In my letter to the Editor published in the Jan. 19 Gazette, I reported that in the meeting notice issued by Mount Vernon Supervisor Dan Storck, for the Jan. 26 meeting concerning proposed development of a portion of the Bock Farm, Supervisor Storck stated that there would be no audience participation. Quoting from the notice: "The meeting is for informational purposes only, NO votes, statements or verbal opinions will be solicited, although an opinion survey, which will also be available on our website, will be distributed at the end of the meeting."
In my letter, I expressed my disagreement with this decision which I characterized as stifling free speech. As I explained: "Stifling free speech is never a good idea. I strongly urge Supervisor Storck to permit public comment and discussion at the meeting so that those neighbors closest to the farm will have the opportunity to weigh in. Doing so may also reduce the county's exposure to litigation should a decision be made by the Board of Supervisors that goes against the wishes of the majority of those closely adjacent neighbors most impacted by the proposed development."
I attended the meeting and am pleased to report that Supervisor Storck permitted audience questions, both through raising of hands and by collecting cards his staff passed out, with audience questions written on them. I take no credit for this change in the meeting format but am gratified it occurred.

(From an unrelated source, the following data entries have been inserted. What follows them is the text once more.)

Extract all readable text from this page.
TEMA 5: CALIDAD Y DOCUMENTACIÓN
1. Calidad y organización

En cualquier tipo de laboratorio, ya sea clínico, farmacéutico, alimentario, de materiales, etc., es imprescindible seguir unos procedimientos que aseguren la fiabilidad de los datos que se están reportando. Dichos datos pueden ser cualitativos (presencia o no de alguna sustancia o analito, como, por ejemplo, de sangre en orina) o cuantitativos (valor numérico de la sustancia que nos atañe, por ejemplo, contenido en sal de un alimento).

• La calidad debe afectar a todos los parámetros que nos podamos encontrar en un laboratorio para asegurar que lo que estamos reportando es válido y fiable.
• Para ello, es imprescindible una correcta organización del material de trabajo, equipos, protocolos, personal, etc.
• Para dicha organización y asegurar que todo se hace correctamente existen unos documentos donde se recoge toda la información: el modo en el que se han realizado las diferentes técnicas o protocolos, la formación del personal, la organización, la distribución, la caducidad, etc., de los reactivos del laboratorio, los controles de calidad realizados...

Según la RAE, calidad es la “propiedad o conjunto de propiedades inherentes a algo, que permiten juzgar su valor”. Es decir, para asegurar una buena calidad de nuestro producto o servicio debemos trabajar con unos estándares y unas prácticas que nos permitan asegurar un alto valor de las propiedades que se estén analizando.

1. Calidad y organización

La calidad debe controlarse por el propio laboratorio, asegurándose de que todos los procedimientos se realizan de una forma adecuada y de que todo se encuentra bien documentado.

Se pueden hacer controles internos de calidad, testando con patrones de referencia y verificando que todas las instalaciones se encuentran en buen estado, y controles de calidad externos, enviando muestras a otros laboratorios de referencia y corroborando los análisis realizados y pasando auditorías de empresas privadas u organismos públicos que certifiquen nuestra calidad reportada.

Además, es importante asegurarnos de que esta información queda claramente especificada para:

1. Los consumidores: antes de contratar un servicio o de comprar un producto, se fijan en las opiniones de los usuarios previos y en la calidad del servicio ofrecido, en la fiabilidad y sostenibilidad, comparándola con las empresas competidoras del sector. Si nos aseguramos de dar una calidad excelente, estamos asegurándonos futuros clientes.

Based upon the information discussed at the meeting, there remain three possible development options, the one before the Board of Supervisors and scheduled for an up or down vote on Feb. 14, and two others, either of which would require further proceedings before county staff, the Planning Commission and the Board of Supervisors. As I explained in my prior letter, the developer would do well to carefully listen to the concerns of adjacent neighbors and satisfy those concerns. Perhaps a balloon test would help determine the visual impact of the proposed development on adjacent neighbors. That would help the Board of Supervisors in assessing the credibility of adjacent neighbor concerns.